Comment 2 for bug 731099

Revision history for this message
Gary Poster (gary) wrote : Re: structural subscriptions have poor queries on bugs with many bugtasks

This query is long because we are trying to do complex things, some of which are dependent on the bugtasks in a bug, so the query will necessarily expand as more and more bugtasks are involved. We aggregate them so that the "inner loops" are done within a single SQL query rather than in Python + multiple SQL queries.

As noted in the MP for my changes, the query now grows at a much slower rate than the previous approach.

The current version of the query increases in size at twice the rate that it would ideally, in my estimation. To get rid of the "twice", we need to either make an additional intermediate query or introduce the use of WITH statements. My approach is already breaking out a separate query for what I believe is the significantly bigger win. I avoided making the third query because I didn't think it was necessary, and in my experience making separate queries is a cost to be balanced with other considerations. Makin the third q. I would expect it to make the query roughly 20 times longer than your excerpt, rather than 40 times longer.

We could also remove a part of the feature to reduce the query to 20 times longer rather than 40 times.

Another alternative is to go back to the drawing board for fundamental design of the feature, which I think is unnecessary and would need to involve discussion with Francis about timeline.

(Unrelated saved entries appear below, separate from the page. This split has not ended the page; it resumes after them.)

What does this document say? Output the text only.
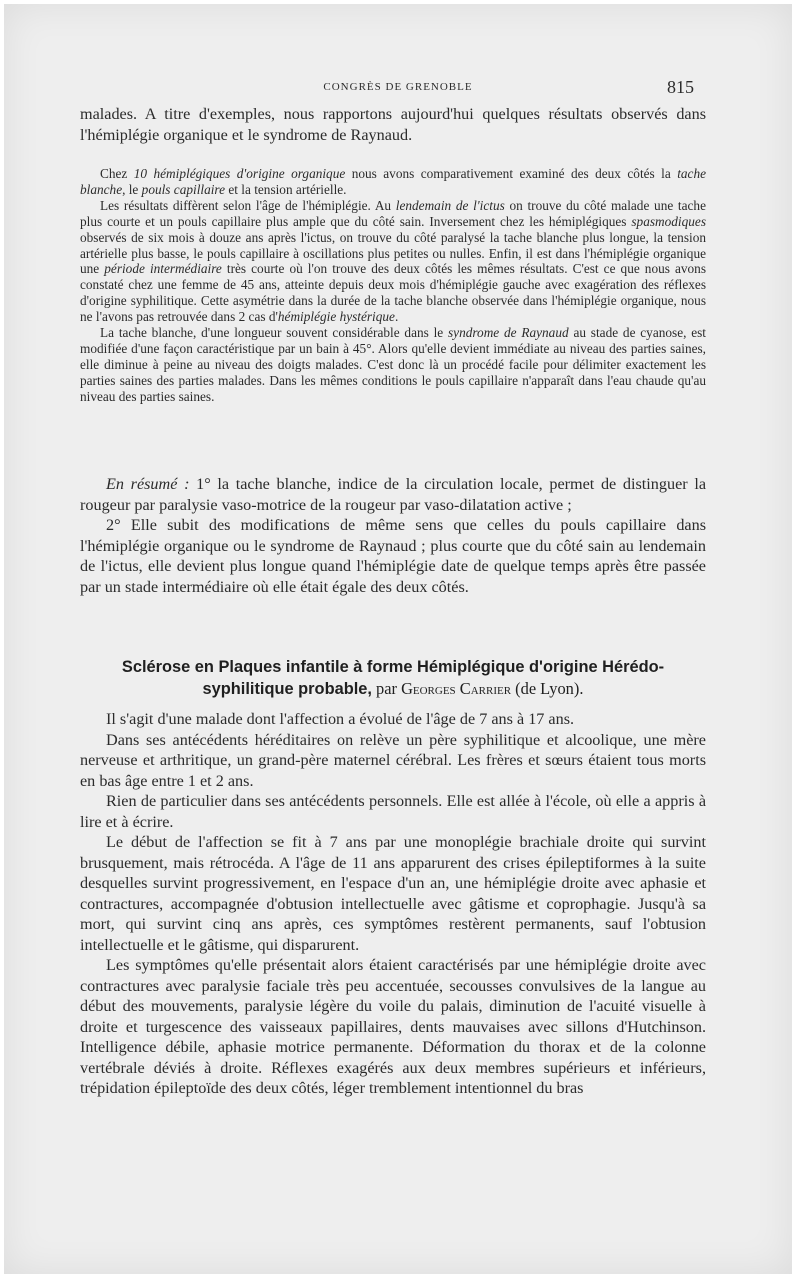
CONGRÈS DE GRENOBLE	815

malades. A titre d'exemples, nous rapportons aujourd'hui quelques résultats observés dans l'hémiplégie organique et le syndrome de Raynaud.

Chez 10 hémiplégiques d'origine organique nous avons comparativement examiné des deux côtés la tache blanche, le pouls capillaire et la tension artérielle.

Les résultats diffèrent selon l'âge de l'hémiplégie. Au lendemain de l'ictus on trouve du côté malade une tache plus courte et un pouls capillaire plus ample que du côté sain. Inversement chez les hémiplégiques spasmodiques observés de six mois à douze ans après l'ictus, on trouve du côté paralysé la tache blanche plus longue, la tension artérielle plus basse, le pouls capillaire à oscillations plus petites ou nulles. Enfin, il est dans l'hémiplégie organique une période intermédiaire très courte où l'on trouve des deux côtés les mêmes résultats. C'est ce que nous avons constaté chez une femme de 45 ans, atteinte depuis deux mois d'hémiplégie gauche avec exagération des réflexes d'origine syphilitique. Cette asymétrie dans la durée de la tache blanche observée dans l'hémiplégie organique, nous ne l'avons pas retrouvée dans 2 cas d'hémiplégie hystérique.

La tache blanche, d'une longueur souvent considérable dans le syndrome de Raynaud au stade de cyanose, est modifiée d'une façon caractéristique par un bain à 45°. Alors qu'elle devient immédiate au niveau des parties saines, elle diminue à peine au niveau des doigts malades. C'est donc là un procédé facile pour délimiter exactement les parties saines des parties malades. Dans les mêmes conditions le pouls capillaire n'apparaît dans l'eau chaude qu'au niveau des parties saines.

En résumé : 1° la tache blanche, indice de la circulation locale, permet de distinguer la rougeur par paralysie vaso-motrice de la rougeur par vaso-dilatation active ;

2° Elle subit des modifications de même sens que celles du pouls capillaire dans l'hémiplégie organique ou le syndrome de Raynaud ; plus courte que du côté sain au lendemain de l'ictus, elle devient plus longue quand l'hémiplégie date de quelque temps après être passée par un stade intermédiaire où elle était égale des deux côtés.

Sclérose en Plaques infantile à forme Hémiplégique d'origine Hérédo-syphilitique probable, par Georges Carrier (de Lyon).

Il s'agit d'une malade dont l'affection a évolué de l'âge de 7 ans à 17 ans.

Dans ses antécédents héréditaires on relève un père syphilitique et alcoolique, une mère nerveuse et arthritique, un grand-père maternel cérébral. Les frères et sœurs étaient tous morts en bas âge entre 1 et 2 ans.

Rien de particulier dans ses antécédents personnels. Elle est allée à l'école, où elle a appris à lire et à écrire.

Le début de l'affection se fit à 7 ans par une monoplégie brachiale droite qui survint brusquement, mais rétrocéda. A l'âge de 11 ans apparurent des crises épileptiformes à la suite desquelles survint progressivement, en l'espace d'un an, une hémiplégie droite avec aphasie et contractures, accompagnée d'obtusion intellectuelle avec gâtisme et coprophagie. Jusqu'à sa mort, qui survint cinq ans après, ces symptômes restèrent permanents, sauf l'obtusion intellectuelle et le gâtisme, qui disparurent.

Les symptômes qu'elle présentait alors étaient caractérisés par une hémiplégie droite avec contractures avec paralysie faciale très peu accentuée, secousses convulsives de la langue au début des mouvements, paralysie légère du voile du palais, diminution de l'acuité visuelle à droite et turgescence des vaisseaux papillaires, dents mauvaises avec sillons d'Hutchinson. Intelligence débile, aphasie motrice permanente. Déformation du thorax et de la colonne vertébrale déviés à droite. Réflexes exagérés aux deux membres supérieurs et inférieurs, trépidation épileptoïde des deux côtés, léger tremblement intentionnel du bras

In addition to being unwieldy, does an equivalent query take a long time on staging? I'm hopeful that it is actually pretty fast, because it is working with a constrained set of pre-calculated rows that mitigates the cost of the other checks. If not, I'd again first look at the "third query" option I mentioned above. I'd also return to the suggestion that we push this to the cron job: the arguments against it are surmountable, I believe.

In sum, I believe we are pushing against a challenge inherent in our goals: trying to reduce the number of SQL queries will cause some queries to grow, as we push inner loops from Python + multiple SQL queries to within the SQL queries themselves. We can slow the growth, but we can't eliminate it without changing the questions we ask. I believe we are asking reasonable questions now.